Я занимал две небольшие комнаты в антресоли, и, конечно, никому не пришло бы в голову назвать их палатами, да еще золочеными; но Пунин, вероятно, говорил обо всем бабушкином доме, который, впрочем, тоже не отличался роскошью. Он попенял мне, зачем я не посетил их накануне: Парамон, мол, Семеныч вас ожидал, хоть и уверял, что вы ни за что не придете. И Музочка тоже ждала вас.

— Как? и Муза Павловна? — спросил я.

— И она. А ведь миленькая у нас проявилась девица! Скажите?

— Премиленькая, — подтвердил я.

— Красавица, сударь мой, перл или даже бриллиант, истинно вам говорю. — Он наклонился к самому моему уху. — Тоже дворянская кровь, — шепнул он мне, только — вы понимаете — с левой стороны; запретного плода вкушено было. Ну-с, родители померли, родственники отступились и бросили на произвол судьбы! Значит: отчаяние, голодная смерть! Но тут вступает Парамон Семеныч, известный, стародавний избавитель! Взял, одел, согрел — вывел птенчика; и расцвела наша радость! Я вам говорю: редчайших достоинств человек!

Пунин откинулся на спинку кресла, вскинул руками и, снова наклонившись вперед, снова начал шептать, но еще таинственнее:

— Ведь и сам Парамон Семеныч… вы не знаете? — он тоже происхождения высокого — и тоже с левой стороны.
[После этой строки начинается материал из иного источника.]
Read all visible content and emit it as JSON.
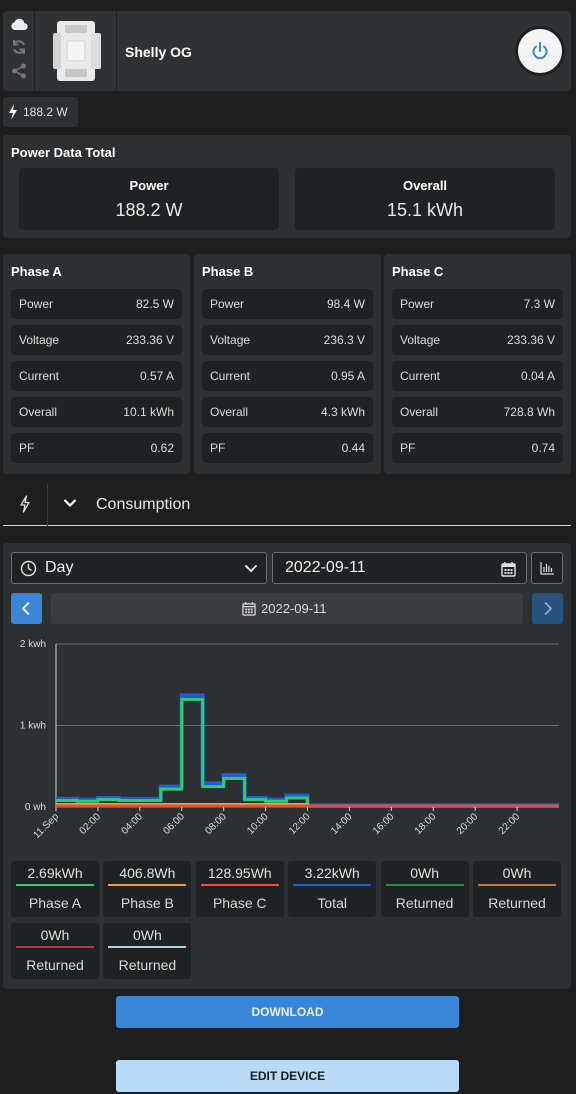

Говорят, его отец был владетельный грузинский князь из племени царя Давыда… Как вы это понимаете? В немногих словах — а сколько сказано?! Кровь царя Давыда! Каково? А по другим известиям, родоначальником Парамона Семеныча был некий индийский шах Бабур Белая Кость! Хорошо ведь и это? А?

— Что ж, — спросил я, — и его, Бабурина, тоже бросили на произвол судьбы?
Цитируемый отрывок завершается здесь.